What to See at Craters of the Moon
A half-day of lava cones, caves, and the darkest skies in Idaho.
Craters of the Moon is a vast ocean of lava flows with scattered islands of cinder cones and sagebrush, a "weird and scenic landscape" where yesterday's volcanic events are likely to continue tomorrow. It's compact, it's strange, and it rewards a short stop far more than its remote location suggests. You can hit the highlights in three or four hours, and the kids will remember the lava tube long after they forget the visitor center.
Drive the Loop and climb Inferno Cone
The 7-mile Loop Road is the spine of a visit, and it's typically open from mid-April through late November as conditions allow. Pull off at the marked stops. They're close together and each one is a quick walk.
The single best view comes from Inferno Cone. It's a short, steep slog straight up a cinder slope with no switchbacks, which sounds worse than it is. Most people are at the top in 10 to 15 minutes. The reward is a 360-degree panorama across the whole Great Rift, with the Pioneer Mountains on one side and an endless black lava sea on the other. Bring water; the dark cinders bake in summer sun.
Walk the Spatter Cones and lava trails
- Spatter Cones: A flat, paved path leads to a cluster of miniature volcanoes you can peer right down into. This is the easiest big payoff in the park, toddler-friendly and genuinely strange.
- Devils Orchard Nature Trail: A short, accessible loop through lava fragments and twisted limber pines. Good interpretive signs, good for stretching legs.
- North Crater Trail: A longer option that climbs past volcanic features and crater walls if you want more than a stroll.
- Tree Molds Trail and Broken Top Loop: Out past the developed area, these reach the wilderness edge and the cavities where lava once encased living trees. Quieter, and a step up in effort.
Go underground at Indian Tunnel
Craters' lava tubes are the part most people don't expect, and Indian Tunnel is the showpiece: a large, partially collapsed cave you can walk through with light spilling in from openings overhead. A few caves require some clambering and a real flashlight (phone lights are weak here). Two practical notes: you'll need a free cave permit from the visitor center, part of the white-nose syndrome screening to protect bats, and sturdy shoes matter because the lava is sharp. It's the highlight for most kids.
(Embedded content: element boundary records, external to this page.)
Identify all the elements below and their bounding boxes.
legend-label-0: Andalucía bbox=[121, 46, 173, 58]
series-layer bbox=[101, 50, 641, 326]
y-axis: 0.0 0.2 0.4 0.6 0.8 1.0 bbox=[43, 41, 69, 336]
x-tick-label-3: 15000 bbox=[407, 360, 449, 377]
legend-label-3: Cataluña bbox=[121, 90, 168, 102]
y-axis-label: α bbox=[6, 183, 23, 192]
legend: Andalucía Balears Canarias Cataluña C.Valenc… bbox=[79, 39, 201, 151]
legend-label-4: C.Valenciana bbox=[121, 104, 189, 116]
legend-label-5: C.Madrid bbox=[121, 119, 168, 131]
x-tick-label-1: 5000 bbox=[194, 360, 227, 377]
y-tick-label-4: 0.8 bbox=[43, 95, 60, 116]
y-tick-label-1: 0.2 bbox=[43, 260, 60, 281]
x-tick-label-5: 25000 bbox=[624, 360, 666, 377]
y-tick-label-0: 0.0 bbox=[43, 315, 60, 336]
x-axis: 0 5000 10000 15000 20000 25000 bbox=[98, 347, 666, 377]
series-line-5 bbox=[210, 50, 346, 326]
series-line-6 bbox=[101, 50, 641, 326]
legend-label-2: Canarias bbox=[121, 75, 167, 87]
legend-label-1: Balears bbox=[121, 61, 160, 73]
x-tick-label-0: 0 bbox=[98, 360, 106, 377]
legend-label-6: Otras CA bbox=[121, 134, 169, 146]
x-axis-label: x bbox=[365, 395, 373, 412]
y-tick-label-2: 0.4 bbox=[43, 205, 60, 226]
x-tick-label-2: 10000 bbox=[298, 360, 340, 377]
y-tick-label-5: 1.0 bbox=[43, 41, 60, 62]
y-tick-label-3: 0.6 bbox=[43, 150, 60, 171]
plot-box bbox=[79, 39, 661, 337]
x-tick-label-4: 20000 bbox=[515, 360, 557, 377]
Stay after dark for the stars
Craters of the Moon was designated an International Dark Sky Park in 2017, and it's one of the best places in the country to stargaze. There's almost no light pollution for a hundred miles. On a clear, moonless night the Milky Way is genuinely jaw-dropping, and the park runs astronomy programs in summer. If you can swing a night here (or even just linger past sunset before driving on), do it. This is the reason to time your visit, not the lava.
Know before you go
- Where it is: 18 miles southwest of Arco, Idaho on US-20/26/93, about 84 miles from Idaho Falls and 90 from Twin Falls. It's a worthy detour, not usually a destination on its own.
- Cost: $20 per vehicle, good for seven days.
- Heat is the real hazard: Summer sun bakes the black lava to surface temperatures near 170°F, with afternoon winds of 15 to 30 mph. Go early, carry more water than feels necessary, and wear a hat.
- Winter: When the Loop Road closes under snow, it's groomed for cross-country skiing and snowshoeing, a quiet, beautiful, very different visit.
- For kids: Pick up a Junior Ranger booklet at the visitor center. The cave plus the spatter cones usually does the trick.